1. Deal Origination:
VC usually have intermediaries through they come into contact with potential start-ups. Mainly many practicing chartered accountants and investment advisors would work as intermediaries . Another source of deal flow is the active search through, networks, trade fairs, conferences, seminars, foreign resist etc.
The startup presents an Investment Memorandum(IM) which is a document consist of business models , financial plan and exit plan.
2. Screening:
Venture capitalist expects return to be in multiple and thus choose the best ventures. This is done by detailed scrutiny of all projects on the basis of certain broad criteria, such as technology or product, market scope, size of investment, geographical location and stage of financing.
3. Due Diligence:
. A detailed study of project profile, track record of the entrepreneur, market potential, technological feasibility future turnover, profitability, etc. is undertaken.
Venture capitalists in Indian factor in the entrepreneur’s background, especially in terms of integrity, long-term vision, urge to grow managerial skills and business orientation. They also consider the entrepreneur’s skills, technical competence, manufacturing and marketing abilities and experience
All the documents of current and past workings of business, its financial soundness, etc is verified. This process is usually outsourced to external party.
4. Deal Structuring:
Once the venture is found viable, the venture capitalist negotiates the terms of the deal with the entrepreneur.

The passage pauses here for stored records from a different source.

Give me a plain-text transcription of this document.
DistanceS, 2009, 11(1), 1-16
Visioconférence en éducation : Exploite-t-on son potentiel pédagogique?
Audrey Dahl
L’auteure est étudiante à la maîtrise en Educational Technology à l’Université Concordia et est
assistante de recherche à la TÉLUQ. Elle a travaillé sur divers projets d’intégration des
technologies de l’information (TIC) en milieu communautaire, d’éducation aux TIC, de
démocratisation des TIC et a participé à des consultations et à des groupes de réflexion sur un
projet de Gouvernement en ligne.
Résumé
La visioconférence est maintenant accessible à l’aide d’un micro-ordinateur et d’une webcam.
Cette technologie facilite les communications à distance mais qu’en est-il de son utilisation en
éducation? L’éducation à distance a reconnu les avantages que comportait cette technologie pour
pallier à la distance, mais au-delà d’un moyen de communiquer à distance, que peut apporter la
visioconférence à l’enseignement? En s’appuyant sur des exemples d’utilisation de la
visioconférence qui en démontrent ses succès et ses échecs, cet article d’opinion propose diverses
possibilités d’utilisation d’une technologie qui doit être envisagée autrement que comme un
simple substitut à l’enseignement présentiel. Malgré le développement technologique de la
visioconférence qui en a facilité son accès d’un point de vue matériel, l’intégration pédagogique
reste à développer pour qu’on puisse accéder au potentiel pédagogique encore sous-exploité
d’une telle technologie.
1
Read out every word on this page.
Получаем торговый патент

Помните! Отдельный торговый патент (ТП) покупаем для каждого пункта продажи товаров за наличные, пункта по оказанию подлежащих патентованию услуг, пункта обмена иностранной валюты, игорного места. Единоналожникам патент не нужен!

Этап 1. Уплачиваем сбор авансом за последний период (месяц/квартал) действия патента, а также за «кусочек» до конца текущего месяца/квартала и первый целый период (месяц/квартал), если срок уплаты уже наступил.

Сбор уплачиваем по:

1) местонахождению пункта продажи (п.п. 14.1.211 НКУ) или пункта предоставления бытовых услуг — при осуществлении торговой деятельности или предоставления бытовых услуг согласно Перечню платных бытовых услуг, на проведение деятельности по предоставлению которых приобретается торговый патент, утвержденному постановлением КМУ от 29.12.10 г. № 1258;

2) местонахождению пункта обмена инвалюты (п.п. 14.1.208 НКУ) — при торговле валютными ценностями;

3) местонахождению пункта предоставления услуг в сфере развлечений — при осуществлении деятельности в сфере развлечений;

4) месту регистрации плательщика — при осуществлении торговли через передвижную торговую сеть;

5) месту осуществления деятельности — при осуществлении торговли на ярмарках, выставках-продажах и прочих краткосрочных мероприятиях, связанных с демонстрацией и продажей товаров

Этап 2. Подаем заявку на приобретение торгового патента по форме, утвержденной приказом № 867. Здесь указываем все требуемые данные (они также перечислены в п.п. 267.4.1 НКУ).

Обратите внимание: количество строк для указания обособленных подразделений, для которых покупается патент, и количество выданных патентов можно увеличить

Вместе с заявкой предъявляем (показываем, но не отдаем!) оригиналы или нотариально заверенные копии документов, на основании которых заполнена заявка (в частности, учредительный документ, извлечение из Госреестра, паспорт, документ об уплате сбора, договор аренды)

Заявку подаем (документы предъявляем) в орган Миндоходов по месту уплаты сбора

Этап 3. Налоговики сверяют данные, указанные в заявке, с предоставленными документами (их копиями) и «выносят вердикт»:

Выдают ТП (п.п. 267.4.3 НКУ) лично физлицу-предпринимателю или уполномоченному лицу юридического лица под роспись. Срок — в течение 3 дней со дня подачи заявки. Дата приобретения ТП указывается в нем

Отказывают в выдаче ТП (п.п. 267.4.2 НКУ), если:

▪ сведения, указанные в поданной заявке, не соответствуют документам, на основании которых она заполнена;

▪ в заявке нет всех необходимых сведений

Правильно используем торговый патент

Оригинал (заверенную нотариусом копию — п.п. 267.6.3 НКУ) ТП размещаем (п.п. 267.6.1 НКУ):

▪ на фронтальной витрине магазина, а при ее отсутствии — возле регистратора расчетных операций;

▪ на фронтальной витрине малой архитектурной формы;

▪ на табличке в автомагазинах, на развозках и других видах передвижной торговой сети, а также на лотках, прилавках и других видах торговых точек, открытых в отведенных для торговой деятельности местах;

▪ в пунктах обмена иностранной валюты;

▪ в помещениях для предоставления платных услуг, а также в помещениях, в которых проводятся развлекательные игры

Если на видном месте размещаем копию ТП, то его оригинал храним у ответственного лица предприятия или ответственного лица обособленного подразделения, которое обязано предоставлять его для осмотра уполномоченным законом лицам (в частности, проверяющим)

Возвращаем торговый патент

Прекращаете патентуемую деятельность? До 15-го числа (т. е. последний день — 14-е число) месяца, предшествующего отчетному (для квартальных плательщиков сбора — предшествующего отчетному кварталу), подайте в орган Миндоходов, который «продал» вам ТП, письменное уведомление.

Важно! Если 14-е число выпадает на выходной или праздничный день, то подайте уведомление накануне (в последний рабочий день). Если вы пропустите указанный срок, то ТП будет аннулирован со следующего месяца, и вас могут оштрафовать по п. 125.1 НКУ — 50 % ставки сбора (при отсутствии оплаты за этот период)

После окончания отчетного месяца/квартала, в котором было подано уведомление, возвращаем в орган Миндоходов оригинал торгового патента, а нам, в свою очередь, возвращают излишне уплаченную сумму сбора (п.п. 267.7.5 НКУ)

This it does so as to protect its interest of both start-ups and venture capitals. Terms of the deal include amount, form and price of the investment.
It also contains protective covenants such as venture capitalists right to control the venture company and to change its management, if necessary, buy back arrangements, acquisition, making IPOs. Terms of the deal should be mutually beneficial to both venture capitalist and the entrepreneur. It should be flexible and its structure should safeguard interests of both the parties.
5. Post Investment Activity:
The venture capitalist’s participation in the enterprise is generally through a representation in the Board of Directors or informal influence in improving the quality of marketing, finance and other managerial functions. Generally, the venture capitalist does not meddle in the day-to-day working of the enterprise, it intervenes when a financial or managerial crisis takes place.
If the milestone has not been achieved, the start-up has to give explanation. Start-ups will have to adhere to strong MIS, strong, budgeting system, strong corporate governance, and other covenants of the VC. Besides, VC would also ensure that professional management is set up in the company.
6. Exit Plan:
The Exit Plan for VC’s can be categorized as:
- Sell stake to third parties like IPO or Private Placement.
- Buy Back of VC’s stake by the promoters, generally at an IRR of 18%-25%. At any case, the promoter would get the right of buy back.